Aunque realmente debería decir que lo que prefiero es que no me la den con queso o mejor aún que no me den gato por liebre y eso que no me voy a referir esta vez ni a bichos terrestres, ni a esos ilustres bocados vacunos de los que ya di cumplida cuenta no hace mucho.

Esta vez mi faro y mi guía va a ser fantástico cefalópodo que da fama a a Galicia entera y que se asocia a cualquier gallego allí donde vaya… El pulpo, el polbo como dicen al oeste del Eo.

«A mí que me la den con Pulpo»

Pero no quiero gastar mis energías y mi tinta de calamar en cualquier pulpo, no. Yo quiero hablar del pulpo de verdad de aquel que Cunquiero, que de esto sabía un rato, situaba en las rías de Ferrol, Marín, Arousa o Muros y que las pulpeiras de Sarria, la más famosas de la época despachaban por todas las feíras da nosa terra.

Este no es lugar para hablar de esos pulpos que vienen allende los mares de tierras cálidas y alejadas de las verdes costas galaicas. Alimentados vaya usted a saber con que bichos, que en nada se parecen a los de las rías de nuestra tierra con los que estos reyes del escapismo se regalan a diario.

De todas las mencionadas por don Álvaro, la que ha quedado para la posteridad por sus deliciosos ejemplares es la de Marín, capital Bueu. A la de Ferrol le van más los chipirones, que son de usía, aunque ese es otro santo y merece comentario aparte.

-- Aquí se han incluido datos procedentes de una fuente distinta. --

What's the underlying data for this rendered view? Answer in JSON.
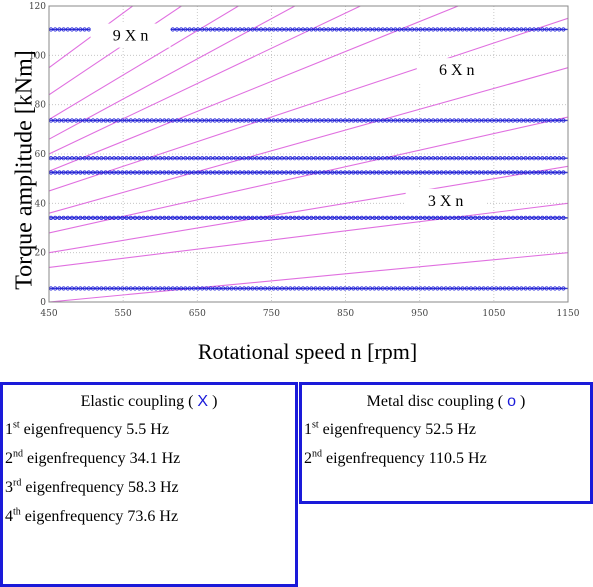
{
  "chart_data": {
    "type": "line",
    "xlabel": "Rotational speed n [rpm]",
    "ylabel": "Torque amplitude [kNm]",
    "xlim": [
      450,
      1150
    ],
    "ylim": [
      0,
      120
    ],
    "xticks": [
      "450",
      "550",
      "650",
      "750",
      "850",
      "950",
      "1050",
      "1150"
    ],
    "yticks": [
      "0",
      "20",
      "40",
      "60",
      "80",
      "100",
      "120"
    ],
    "grid": true,
    "horizontal_lines": [
      5.5,
      34.1,
      52.5,
      58.3,
      73.6,
      110.5
    ],
    "order_lines": [
      {
        "y_start": 0,
        "y_end": 20
      },
      {
        "y_start": 14,
        "y_end": 40
      },
      {
        "y_start": 20,
        "y_end": 55
      },
      {
        "y_start": 28,
        "y_end": 75
      },
      {
        "y_start": 36,
        "y_end": 95
      },
      {
        "y_start": 45,
        "y_end": 115
      },
      {
        "y_start": 53,
        "y_end": 138
      },
      {
        "y_start": 60,
        "y_end": 160
      },
      {
        "y_start": 66,
        "y_end": 180
      },
      {
        "y_start": 74,
        "y_end": 200
      },
      {
        "y_start": 84,
        "y_end": 225
      },
      {
        "y_start": 95,
        "y_end": 250
      }
    ],
    "annotations": [
      {
        "text": "9 X n",
        "x": 560,
        "y": 108
      },
      {
        "text": "6 X n",
        "x": 1000,
        "y": 94
      },
      {
        "text": "3 X n",
        "x": 985,
        "y": 41
      }
    ],
    "colors": {
      "order_line": "#e070e0",
      "frequency_line": "#3a3ad0",
      "marker": "#1a1ad9"
    }
  },
  "legend": {
    "elastic": {
      "title": "Elastic coupling (",
      "symbol": "X",
      "title_end": ")",
      "rows": [
        {
          "ord": "1",
          "sup": "st",
          "text": " eigenfrequency 5.5 Hz"
        },
        {
          "ord": "2",
          "sup": "nd",
          "text": " eigenfrequency 34.1 Hz"
        },
        {
          "ord": "3",
          "sup": "rd",
          "text": " eigenfrequency 58.3 Hz"
        },
        {
          "ord": "4",
          "sup": "th",
          "text": " eigenfrequency 73.6 Hz"
        }
      ]
    },
    "metal": {
      "title": "Metal disc coupling (",
      "symbol": "o",
      "title_end": ")",
      "rows": [
        {
          "ord": "1",
          "sup": "st",
          "text": " eigenfrequency 52.5 Hz"
        },
        {
          "ord": "2",
          "sup": "nd",
          "text": " eigenfrequency 110.5 Hz"
        }
      ]
    }
  }
}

En la península del Morrazo, en esa ría, en el entorno de la isla de Ons, zona de gran riqueza en sus fondos marinos con multitud de especies como almejas o nécoras y peces por castigo, es donde tiene su hábitat, crece, se alimenta y vive el bulbo liliáceo como gustaba llamar irónicamente al pulpo, al gran Julio Camba.

«A mí que me la den con Pulpo»

Y es aquí, precisamente aquí, en la playa de Beluso, en Bueu, donde tiene su sede una empresa familiar, Pulpo Portela o Hermanos Portela, de gran tradición en la zona por sus buenas artes, de pesca, y por ofrecer a sus clientes sólo el polbo das rías, principalmente de la suya, pescado en temporada, con o bote polbeiro y que sin encomendarse a ningún patrón trae de esas santas aguas en los meses de otoño e invierno todo el pulpo que tiene a bien dejarse caer por sus aparejos.

Los herederos del mítico Tinso, fundador de la empresa, David y Felipe son los encargados de no salirse del camino marcado ni un milímetro y caer en la tentación de otros polbos de otras latitudes y otros paladares menos delicados, que non fallan galego y saben a poco en a feira de San Froilán.

El suyo, el de su ría, sabe a salpicón de mariscos y a mariscada de fin de año, y cuando le hacemos la prueba del nueve el animalito sale como un tío y dice: ¡aquí estoy yo!!.

Delicioso a la brasa, con cachelos, en empanada… ¡De este me gustan hasta los nadares!! que diría el castizo. Pero reconozco que me quedo con el que le gustaba a don Álvaro, a feira, a la sombra y con una buena rebanada de pan Cea para que se ponga contenta la paisana. Y llena la panza, sale la danza: “Bailaches Carolina, bailé si señor, dime con quien bailaste, bailé con meu amor….” ¡Viva San Martiño!